Risks and Challenges
There are always two sides to a coin, and along with the tremendous benefits, there are a few risks and challenges involved in opting for NBFCs. Different risks involved and the challenges they face are:
- NBFCs have limited liquidity options, as they do not have access to demand deposits. So, unlike traditional banks, they often struggle with raising sufficient capital to meet the growing demand of their clients.
- The regulatory framework for the NBFCs is stringent, so their compliance cost may increase. It will eventually restrict their expansion, and their ability to offer wider and better services to their clients.
- NBFCs work with industries that fall under the riskier category, like startups or individuals with low-income graphs. Thus, there are higher chances of defaults, which can threaten the workability of these institutes.
These are a few risks involved in indulging with non-banking financial companies. So, it is advisable to do proper research and associate only with trusted names that offer a safer environment.
Current Trends in the NBFC Sector & Future Scope
In recent times, the NBFC sector has rapidly evolved and shown diverse growth. Especially in the lower-income sector, like SMEs and microfinancing, these companies have emerged as a boon that offers capital funds quickly and without any chaotic application process.

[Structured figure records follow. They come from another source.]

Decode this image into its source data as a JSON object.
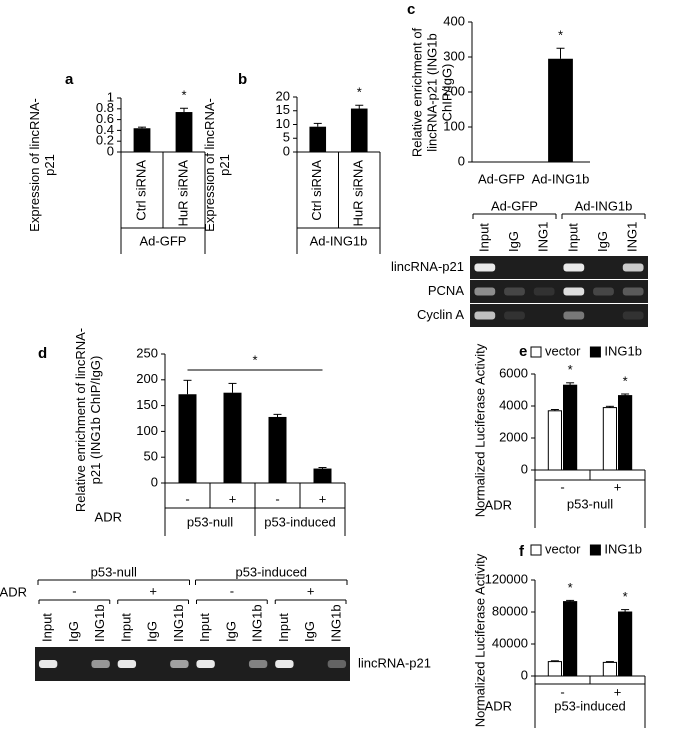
{
  "chart_data": [
    {
      "panel": "a",
      "type": "bar",
      "ylabel": "Expression of lincRNA-p21",
      "categories": [
        "Ctrl siRNA",
        "HuR siRNA"
      ],
      "values": [
        0.44,
        0.74
      ],
      "errors": [
        0.02,
        0.07
      ],
      "color": "#000000",
      "ylim": [
        0,
        1
      ],
      "yticks": [
        0,
        0.2,
        0.4,
        0.6,
        0.8,
        1
      ],
      "group_labels": [
        "Ad-GFP"
      ],
      "annotations": [
        {
          "text": "*",
          "category": "HuR siRNA"
        }
      ]
    },
    {
      "panel": "b",
      "type": "bar",
      "ylabel": "Expression of lincRNA-p21",
      "categories": [
        "Ctrl siRNA",
        "HuR siRNA"
      ],
      "values": [
        9.2,
        15.8
      ],
      "errors": [
        1.2,
        1.2
      ],
      "color": "#000000",
      "ylim": [
        0,
        20
      ],
      "yticks": [
        0,
        5,
        10,
        15,
        20
      ],
      "group_labels": [
        "Ad-ING1b"
      ],
      "annotations": [
        {
          "text": "*",
          "category": "HuR siRNA"
        }
      ]
    },
    {
      "panel": "c",
      "type": "bar",
      "ylabel": "Relative enrichment of lincRNA-p21 (ING1b ChIP/IgG)",
      "categories": [
        "Ad-GFP",
        "Ad-ING1b"
      ],
      "values": [
        0,
        295
      ],
      "errors": [
        0,
        30
      ],
      "color": "#000000",
      "ylim": [
        0,
        400
      ],
      "yticks": [
        0,
        100,
        200,
        300,
        400
      ],
      "annotations": [
        {
          "text": "*",
          "category": "Ad-ING1b"
        }
      ]
    },
    {
      "panel": "d",
      "type": "bar",
      "ylabel": "Relative enrichment of lincRNA-p21 (ING1b ChIP/IgG)",
      "categories": [
        "-",
        "+",
        "-",
        "+"
      ],
      "x_label": "ADR",
      "values": [
        172,
        175,
        128,
        28
      ],
      "errors": [
        27,
        18,
        5,
        2
      ],
      "color": "#000000",
      "ylim": [
        0,
        250
      ],
      "yticks": [
        0,
        50,
        100,
        150,
        200,
        250
      ],
      "group_labels": [
        "p53-null",
        "p53-induced"
      ],
      "annotations": [
        {
          "text": "*"
        }
      ]
    },
    {
      "panel": "e",
      "type": "bar",
      "ylabel": "Normalized Luciferase Activity",
      "categories": [
        "-",
        "+"
      ],
      "x_label": "ADR",
      "series": [
        {
          "name": "vector",
          "color": "#ffffff",
          "values": [
            3700,
            3900
          ],
          "errors": [
            80,
            80
          ]
        },
        {
          "name": "ING1b",
          "color": "#000000",
          "values": [
            5300,
            4650
          ],
          "errors": [
            150,
            100
          ]
        }
      ],
      "ylim": [
        0,
        6000
      ],
      "yticks": [
        0,
        2000,
        4000,
        6000
      ],
      "group_labels": [
        "p53-null"
      ],
      "annotations": [
        {
          "text": "*",
          "category": "-",
          "series": "ING1b"
        },
        {
          "text": "*",
          "category": "+",
          "series": "ING1b"
        }
      ]
    },
    {
      "panel": "f",
      "type": "bar",
      "ylabel": "Normalized Luciferase Activity",
      "categories": [
        "-",
        "+"
      ],
      "x_label": "ADR",
      "series": [
        {
          "name": "vector",
          "color": "#ffffff",
          "values": [
            18000,
            17000
          ],
          "errors": [
            1000,
            1000
          ]
        },
        {
          "name": "ING1b",
          "color": "#000000",
          "values": [
            93000,
            80000
          ],
          "errors": [
            1500,
            3000
          ]
        }
      ],
      "ylim": [
        0,
        120000
      ],
      "yticks": [
        0,
        40000,
        80000,
        120000
      ],
      "group_labels": [
        "p53-induced"
      ],
      "annotations": [
        {
          "text": "*",
          "category": "-",
          "series": "ING1b"
        },
        {
          "text": "*",
          "category": "+",
          "series": "ING1b"
        }
      ]
    }
  ],
  "gels": [
    {
      "groups": [
        "Ad-GFP",
        "Ad-ING1b"
      ],
      "lanes": [
        "Input",
        "IgG",
        "ING1",
        "Input",
        "IgG",
        "ING1"
      ],
      "rows": [
        "lincRNA-p21",
        "PCNA",
        "Cyclin A"
      ]
    },
    {
      "groups": [
        "p53-null",
        "p53-induced"
      ],
      "treatment_label": "ADR",
      "treatments": [
        "-",
        "+",
        "-",
        "+"
      ],
      "lanes": [
        "Input",
        "IgG",
        "ING1b",
        "Input",
        "IgG",
        "ING1b",
        "Input",
        "IgG",
        "ING1b",
        "Input",
        "IgG",
        "ING1b"
      ],
      "rows": [
        "lincRNA-p21"
      ]
    }
  ]
}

Moreover, they are adapting swiftly to the digital-first models, and making use of technologies, like artificial intelligence to reach more customers.
In the coming years, the fintech integration is expected to revolutionize their operations and change the way these companies currently work. This integration will help with faster loan processing, more possibility of customizations in services, and a customer-friendly experience.
This dynamic combination of technical integration and fintech involvement is driving the future of NBFCs and showing a promising growth market in the coming future.
Also read – 10 Best Online Banks in the USA
Conclusion
Owing to the benefits and significance of NBFCs in the financial market, it is fair to say that they are strong players in this domain. They offer a safe environment for wealth management and help individuals and businesses to raise funds swiftly to meet their financial requirements.
While there are a few risks and challenges involved, the future of non-banking financial companies seems promising due to rapid technical innovations and fintech integration.
If you also plan to opt for NBFCs over traditional banks, it is advisable to first sort and have full clarity about your requirements. Based on that, explore and choose a company with an excellent track record and finances will never be a hindrance to your growth!